顾曳将他要贴上来的脸扒开,这疯子换了张脸,皮还是那么厚,走到看愣住的两人身前,将手里的东西递过去。

        晃神反应过来的石头和大丫接过,往温风手指的方向走,处理手里的皮肉,石头拿着顾曳给他的小刀,小心剥下蛇皮,“你觉得他长相是不是变了?”

        大丫细细清理着狐狸皮:“我和他是邻村,沾点亲戚,五官倒还没变,但又感觉跟之前完全不一样了,就是那种。”大丫形容不上来。

        “就想小叶子那种。”大丫抖了抖身体:“顾曳跟他不一样,顾曳的心是热的,他是血都是凉的。”

        石头点头,顾曳看着不好说话,没句话都像在下达命令,但是她每次的决定都事出有因,他们两个的命都是顾曳保下的。

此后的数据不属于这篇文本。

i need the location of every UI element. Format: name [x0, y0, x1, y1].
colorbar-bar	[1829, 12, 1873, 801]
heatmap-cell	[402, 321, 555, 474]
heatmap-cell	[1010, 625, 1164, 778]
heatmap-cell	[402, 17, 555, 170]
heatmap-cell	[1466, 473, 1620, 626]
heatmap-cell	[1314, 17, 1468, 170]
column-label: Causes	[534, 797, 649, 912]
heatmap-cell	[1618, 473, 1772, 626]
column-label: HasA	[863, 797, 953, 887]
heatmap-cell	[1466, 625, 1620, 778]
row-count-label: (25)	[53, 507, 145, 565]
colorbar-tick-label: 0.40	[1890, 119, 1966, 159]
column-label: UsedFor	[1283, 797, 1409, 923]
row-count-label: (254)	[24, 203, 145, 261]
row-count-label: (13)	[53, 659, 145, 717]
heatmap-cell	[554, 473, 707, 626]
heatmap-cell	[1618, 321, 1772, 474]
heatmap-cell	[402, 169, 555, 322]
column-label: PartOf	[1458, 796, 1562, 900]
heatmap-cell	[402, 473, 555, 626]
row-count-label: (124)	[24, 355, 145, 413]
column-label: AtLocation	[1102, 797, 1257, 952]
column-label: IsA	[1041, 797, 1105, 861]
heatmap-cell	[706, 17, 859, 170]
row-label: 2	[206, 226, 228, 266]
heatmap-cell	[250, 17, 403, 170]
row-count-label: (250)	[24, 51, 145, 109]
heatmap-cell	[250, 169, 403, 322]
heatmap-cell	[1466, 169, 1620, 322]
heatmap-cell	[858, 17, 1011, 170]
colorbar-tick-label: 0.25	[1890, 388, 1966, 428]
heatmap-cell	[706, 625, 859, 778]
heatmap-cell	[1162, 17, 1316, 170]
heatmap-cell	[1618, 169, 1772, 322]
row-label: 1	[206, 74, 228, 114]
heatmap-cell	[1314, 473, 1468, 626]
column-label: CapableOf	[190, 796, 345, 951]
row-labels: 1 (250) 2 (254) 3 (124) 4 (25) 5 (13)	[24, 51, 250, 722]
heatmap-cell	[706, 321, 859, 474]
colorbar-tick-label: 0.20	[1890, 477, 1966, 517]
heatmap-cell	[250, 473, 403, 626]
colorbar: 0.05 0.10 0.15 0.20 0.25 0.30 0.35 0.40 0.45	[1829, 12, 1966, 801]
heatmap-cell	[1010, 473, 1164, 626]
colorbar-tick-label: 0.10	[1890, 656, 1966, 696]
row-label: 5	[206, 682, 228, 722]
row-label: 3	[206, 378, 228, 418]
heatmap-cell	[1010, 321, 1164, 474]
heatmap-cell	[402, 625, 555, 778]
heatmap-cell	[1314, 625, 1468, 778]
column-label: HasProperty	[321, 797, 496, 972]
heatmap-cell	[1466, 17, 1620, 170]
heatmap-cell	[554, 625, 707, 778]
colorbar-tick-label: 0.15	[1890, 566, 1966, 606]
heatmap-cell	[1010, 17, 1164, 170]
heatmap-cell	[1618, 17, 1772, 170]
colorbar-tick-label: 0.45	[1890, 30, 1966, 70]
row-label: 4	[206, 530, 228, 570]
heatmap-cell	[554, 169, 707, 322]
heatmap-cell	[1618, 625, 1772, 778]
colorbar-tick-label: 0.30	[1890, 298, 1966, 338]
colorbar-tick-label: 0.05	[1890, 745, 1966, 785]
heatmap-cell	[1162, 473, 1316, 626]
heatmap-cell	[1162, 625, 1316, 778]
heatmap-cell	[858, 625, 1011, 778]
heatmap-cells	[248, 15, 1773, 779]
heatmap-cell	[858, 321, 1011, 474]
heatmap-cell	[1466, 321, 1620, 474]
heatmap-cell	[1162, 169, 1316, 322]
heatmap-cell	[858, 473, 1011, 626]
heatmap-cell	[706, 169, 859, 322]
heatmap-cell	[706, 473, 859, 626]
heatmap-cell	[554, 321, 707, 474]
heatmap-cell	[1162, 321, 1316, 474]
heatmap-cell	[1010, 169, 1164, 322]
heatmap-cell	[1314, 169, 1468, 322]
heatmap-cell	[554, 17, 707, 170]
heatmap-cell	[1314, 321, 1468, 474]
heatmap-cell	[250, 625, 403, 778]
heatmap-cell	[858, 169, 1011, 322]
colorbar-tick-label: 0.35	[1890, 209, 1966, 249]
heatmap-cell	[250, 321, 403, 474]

        那个温风全天一张笑脸,明明是个男的却一点累也受不了,除了对顾曳,他感觉温风说的每句话都漫不经心。

        两人小声说着话,手上速度不减,将清洗好的东西提起甩干水,自己简单清洗了一下脸和胳膊,捧着装满水的陶罐回去。

        顾曳在房门前的空地上生起火,绑好三角吊架,拿着一套换洗的衣服出去,再回来院子已经炖好了蛇肉。

        温风正在用草木灰处理皮毛,见清洗完的顾曳回来:“这杂毛狐狸皮,做双鞋垫都扎脚,你再上山就挑些好的,就这个料子做出来真是白费力气。”

        顾曳将脏了的衣服撕成条,塞住窗框的缝隙,“没得挑,以后每次我上山都会带回很多毛料,等到入秋,这里的冬天难挨,你要是不想挨揍,就少说话多干活。”

        温风看着顾曳用布条固定的头发,发梢不停有滴落的水珠浸湿衣服,“你换了干净的衣服,我的那套你还没给我。”

        温风两手伸直,对他厚脸皮免疫的顾曳转身看汤,没有打理他,温风适应良好,继续跟上去磨,直到蛇肉熟了,顾曳指了下没有锁门的屋子,温风立刻闭嘴颠颠跑过去。